The distal surface of the radius
articulates with the cashew shaped scaphoid bone laterally, and the crescent
shaped lunate carpal bones medially. The scapholunate ligament connects the two
carpals bones. The medial eminence of the radius is connected to the ulnar
styloid process by the triangular fibrocartilage (superficial part), with the
deep part of the ligament connected to the fovea on the head of the ulna. The
dorsal tubercle of Lister arises from the dorsal surface of the radius, and the
extensor pollicis longus wraps around the tubercle in order to pull at the
appropriate angle for the thumb. The posterolateral part of the radius gives
the radial styloid process, which the brachioradialis attaches to. The
brachioradialis arises from the lateral epicondylar ridge and causes flexion of
the elbow and supination of the forearm.
The flexor pollicis longus
originates from the anterior surface of the radius, and inserts onto the distal
phalanx of the thumb. The pronator teres muscle inserts onto the middle of the
lateral surface of the body of the radius. The supinator originates from the
lateral epicondyle of the humerus and radial collateral ligament, and inserts
onto the lateral proximal radial shaft. The pronator teres originates from the
distal quarter of the ulnar shaft and inserts onto the distal quarter of the
radial shaft.
Clinical Anatomy
Galeazzi fracture- This is a fracture of the distal radial shaft, with
concurrent dislocation of the distal radioulnar joint. They most commonly occur
in children, and occur following a fall onto an outstretched hand.

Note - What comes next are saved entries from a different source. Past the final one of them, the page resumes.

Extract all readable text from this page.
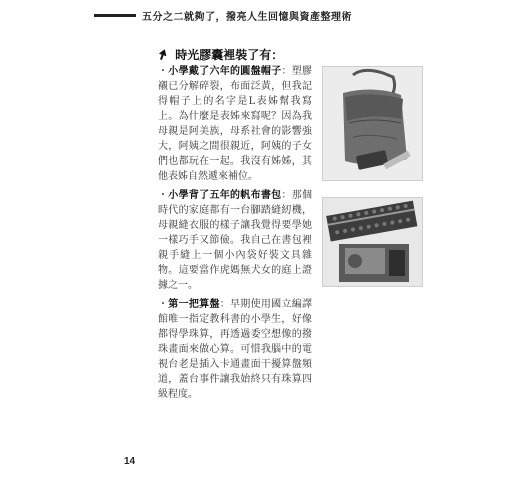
五分之二就夠了，撥亮人生回憶與資產整理術
時光膠囊裡裝了有：

・小學戴了六年的圓盤帽子：塑膠襯已分解碎裂，布面泛黃，但我記得帽子上的名字是L表姊幫我寫上。為什麼是表姊來寫呢？因為我母親是阿美族，母系社會的影響強大，阿姨之間很親近，阿姨的子女們也都玩在一起。我沒有姊姊，其他表姊自然遞來補位。

・小學背了五年的帆布書包：那個時代的家庭都有一台腳踏縫紉機，母親縫衣服的樣子讓我覺得要學她一樣巧手又節儉。我自己在書包裡親手縫上一個小內袋好裝文具雜物。這要當作虎媽無犬女的庭上證據之一。

・第一把算盤：早期使用國立編譯館唯一指定教科書的小學生，好像都得學珠算，再透過委空想像的撥珠畫面來做心算。可惜我腦中的電視台老是插入卡通畫面干擾算盤頻道，蓋台事件讓我始終只有珠算四級程度。

14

Colles fracture- This is an extraarticular fracture of the
distal radius leading to dorsal displacement of the proximal segment, leading
to a ‘dinner fork’ deformity. It was first described by Abraham Colles in 1814,
prior to the invention of X-rays.
Smith’s fracture- This is another fracture of the distal radius,
but with volar displacement of the proximal shaft.
Hutchinson fracture- This is fracture of the radial styloid process,
and is also known as a chauffeur’s fracture, when car engines used to be wound
manually, and the backfire should suddenly snap the rotational ever back and
lead to this fracture.
Quick Anatomy
Key Facts
Developmental precursor- Limb bud (lateral mesodermal mesenchyme)
Aide-Memoire
The muscles of pronation and supination all insert onto the radius.
Pronators: Pronator teres and pronator quadratus
Supinators: Biceps brachii and Supinator
Summary
The radius
is one of the two bones of the forearm, the other is the ulna. Proximally, the
radius articulates with the capitulum of the humerus and the radial notch of
the ulna. Distally it articulates with the scaphoid and lunate.